Tal como noutros locais, o aparecimento de movimentos, tendências e consumos juvenis chamou a atenção da academia. Em Portugal, o fenómeno da música electrónica de dança tornou-se alvo de análise nas áreas da sociologia, da psicologia do desvio e da antropologia.
Calado (2007) e Carvalho (2003 e 2007) nas festividades associadas ao trance psicadélico e Chaves (2003), Henriques (2003) e Silva (2005) em análises mais abrangentes sobre a música electrónica de dança, retratam o consumo recreativo de drogas no meio festivo português.

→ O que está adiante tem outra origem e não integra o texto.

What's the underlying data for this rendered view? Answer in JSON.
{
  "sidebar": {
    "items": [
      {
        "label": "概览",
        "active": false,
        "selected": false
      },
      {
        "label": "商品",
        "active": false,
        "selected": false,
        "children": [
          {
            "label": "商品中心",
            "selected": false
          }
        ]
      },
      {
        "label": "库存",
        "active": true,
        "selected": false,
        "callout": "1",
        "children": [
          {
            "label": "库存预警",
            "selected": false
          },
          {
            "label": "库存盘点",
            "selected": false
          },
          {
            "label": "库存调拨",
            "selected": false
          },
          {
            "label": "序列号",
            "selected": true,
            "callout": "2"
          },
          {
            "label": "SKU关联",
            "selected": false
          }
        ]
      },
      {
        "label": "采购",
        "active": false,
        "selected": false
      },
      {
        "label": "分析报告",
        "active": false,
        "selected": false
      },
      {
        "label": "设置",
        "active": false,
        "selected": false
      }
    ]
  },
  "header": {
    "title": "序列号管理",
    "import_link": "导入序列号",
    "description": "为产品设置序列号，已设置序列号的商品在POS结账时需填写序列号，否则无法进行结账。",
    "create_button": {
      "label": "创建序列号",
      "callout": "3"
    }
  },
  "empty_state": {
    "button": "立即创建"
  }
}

Estes trabalhos analisam os diferentes consumos, quais os públicos desses consumos, e a forma como os diferentes consumos estão directamente associados aos diferentes géneros musicais. Azevedo (2002), por seu lado, analisa as representações das raves enquanto fenómenos rituais sob uma perspectiva antropológica, relacionando o lazer a uma forma de ritual tribal contemporâneo ao aproximar a perspectiva de Victor Turner às práticas e às performances em meio festivo.
A perspectiva antropológica de Vasconcelos (2008), investigador que tem trabalhado sobre o fenómeno do trance psicadélico em Portugal, aborda a percepção sensorial do espaço e da mobilidade relativamente a um género de festividades que se realiza fora de zonas urbanas. A importância do espaço, a criação de ambientes através do som, da decoração e das luzes, e as distintas percepções por parte dos participantes são abordadas por este antropólogo como forma de analisar as questões da intensidade relacional, da presença e da cooperação entre as dinâmicas locais e globais na realização deste género de festas.
Victor Silva (2005) distingue os públicos das festas de três diferentes géneros de música de dança em Portugal – house, techno e trance – e os diferentes consumos de droga destes três meios festivos. Este autor concluiu que o público das festas de trance é maioritariamente composto por “estudantes universitários, muitas vezes alunos de cursos de humanidades ou belas-artes, oriundos da classe media, com um nível cultural relativamente elevado” (2005: 69). Para além deste retrato, Silva considera o movimento trance um “verdadeiro ‘melting pot’ das facções juvenis mais contra- cultura, desde o ‘freak’ psicadélico à procura de epifanias espirituais ao anarca
59 assumido que rejeita o sistema capitalista, passando pelos ‘travellers’, pessoa com uma ideologia ou visão neo-hippie” (idem).
No presente trabalho, o meio festivo do trance psicadélico será analisado através duma perspectiva localizada. A região do Algarve, onde este género de música continua posicionado nas margens da oferta de diversão nocturna, tornou-se o espaço de observação. As festas e as práticas individuais e colectivas serão analisadas juntamente com as questões da divulgação e da importância dos novos meios tecnológicos nessa mesma divulgação. Assim, através da limitação do estudo ao espaço algarvio pretendeu- se observar a influência da música e da globalização de um determinado movimento na criação, manutenção e expansão de movimentos locais.